Thursday, October 29, 2009

Quilt Collections: Passing them On


Sea Wings to Glory
Mountain Mist Quilt Kit
Author Collection

You are building a collection of antique, vintage, and new quilts in certain motifs or classifications. What will happen to them when you are gone if your family is not as interested in collecting quilts as you are?

On my online history list a topic recently surfaced about donating quilts to museums and how much “control” you have over the collection once it is donated to the museum. Do you have the right to make certain stipulations when you donate them? What happens when the museum decides to part with your item? Will they give it back to the family? Do you even have a right to ask them to do that? Also what if you can’t find a museum interested in taking your entire collection? Like you, I would like to see my quilts in a museum, but what if you are unable to find a home for them there.

It is hard to see a collection you built be taken apart because of the emotional investment we have in what we choose to collect.

But take heart – if you collected that “motif” or classification of quilt, there is someone down the road who is building their personal/private collection that will want that quilt, the provenance, and the story of how it came to you in their private collection. Let someone else experience the same joy you had in acquiring “that quilt.”

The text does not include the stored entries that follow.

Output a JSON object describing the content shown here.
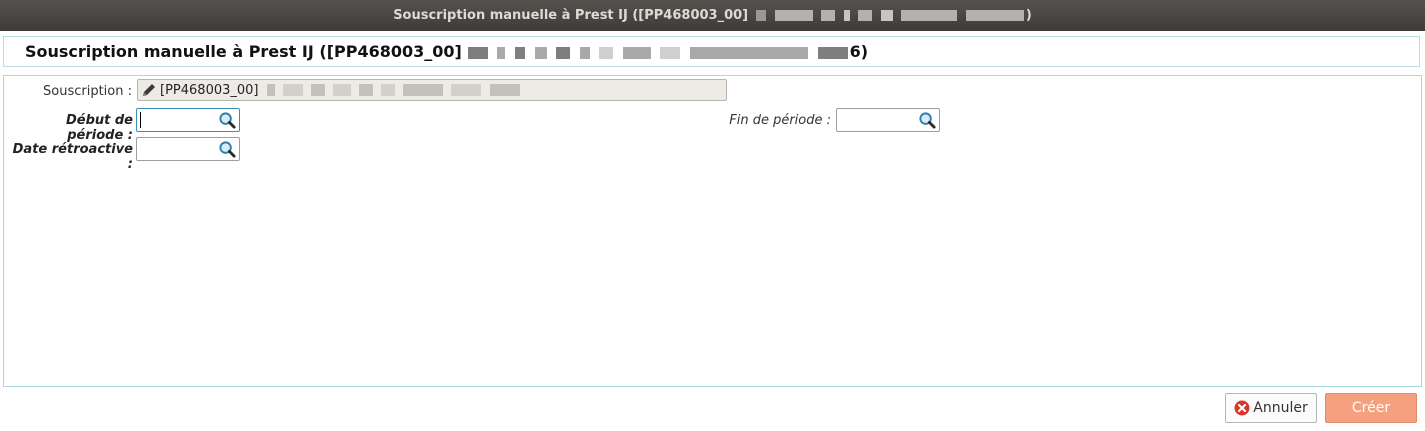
{
  "window": {
    "title": "Souscription manuelle à Prest IJ ([PP468003_00]",
    "title_end": ")"
  },
  "header": {
    "title": "Souscription manuelle à Prest IJ ([PP468003_00]",
    "title_end": "6)"
  },
  "form": {
    "souscription_label": "Souscription :",
    "souscription_value": "[PP468003_00]",
    "debut_label": "Début de période :",
    "debut_value": "",
    "fin_label": "Fin de période :",
    "fin_value": "",
    "date_retro_label": "Date rétroactive :",
    "date_retro_value": ""
  },
  "buttons": {
    "annuler": "Annuler",
    "creer": "Créer"
  },
  "colors": {
    "create_button": "#f5a07e",
    "panel_border": "#a9d8e0",
    "titlebar": "#3d3c38"
  },
  "icons": {
    "edit": "pencil-icon",
    "search": "magnifier-icon",
    "cancel": "close-circle-icon"
  }
}
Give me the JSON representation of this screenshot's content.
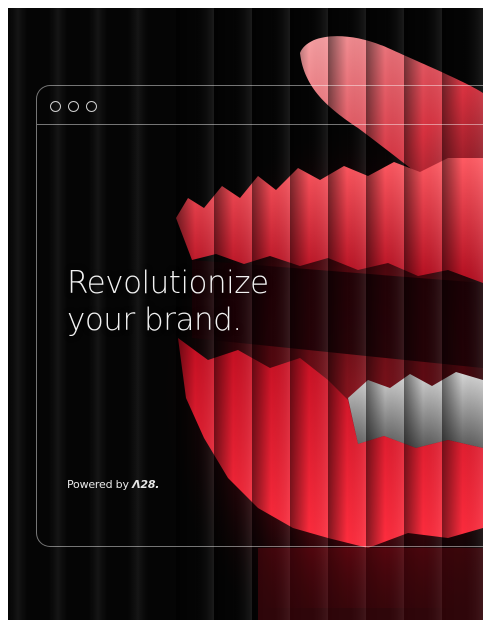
{
  "headline": {
    "line1": "Revolutionize",
    "line2": "your brand."
  },
  "footer": {
    "powered_text": "Powered by",
    "brand": "Λ28."
  },
  "window_controls": [
    "dot",
    "dot",
    "dot"
  ],
  "colors": {
    "background": "#050505",
    "accent_red": "#e8142b",
    "frame_line": "#bfbfbf",
    "text": "#f2f2f2"
  }
}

Choose a good quilt broker/dealer you have faith in – give her or him the provenance, sell the item through them and, if you are financially able, set up a scholarship fund at your local high school or college so generations of kids will have the opportunity to go to college on your collection – you can put a stipulation on that scholarship that if a family member related to you comes of college age that particular year, the scholarship goes to your family member.

Or give the money to one of the quilt museums to fund quilt related programs/storage or an organization like the American Quilt Study Group for an annual grant/scholarship?

Quilts are like our children, they are ours for awhile, but no matter how much we want to we are not allowed to keep them forever.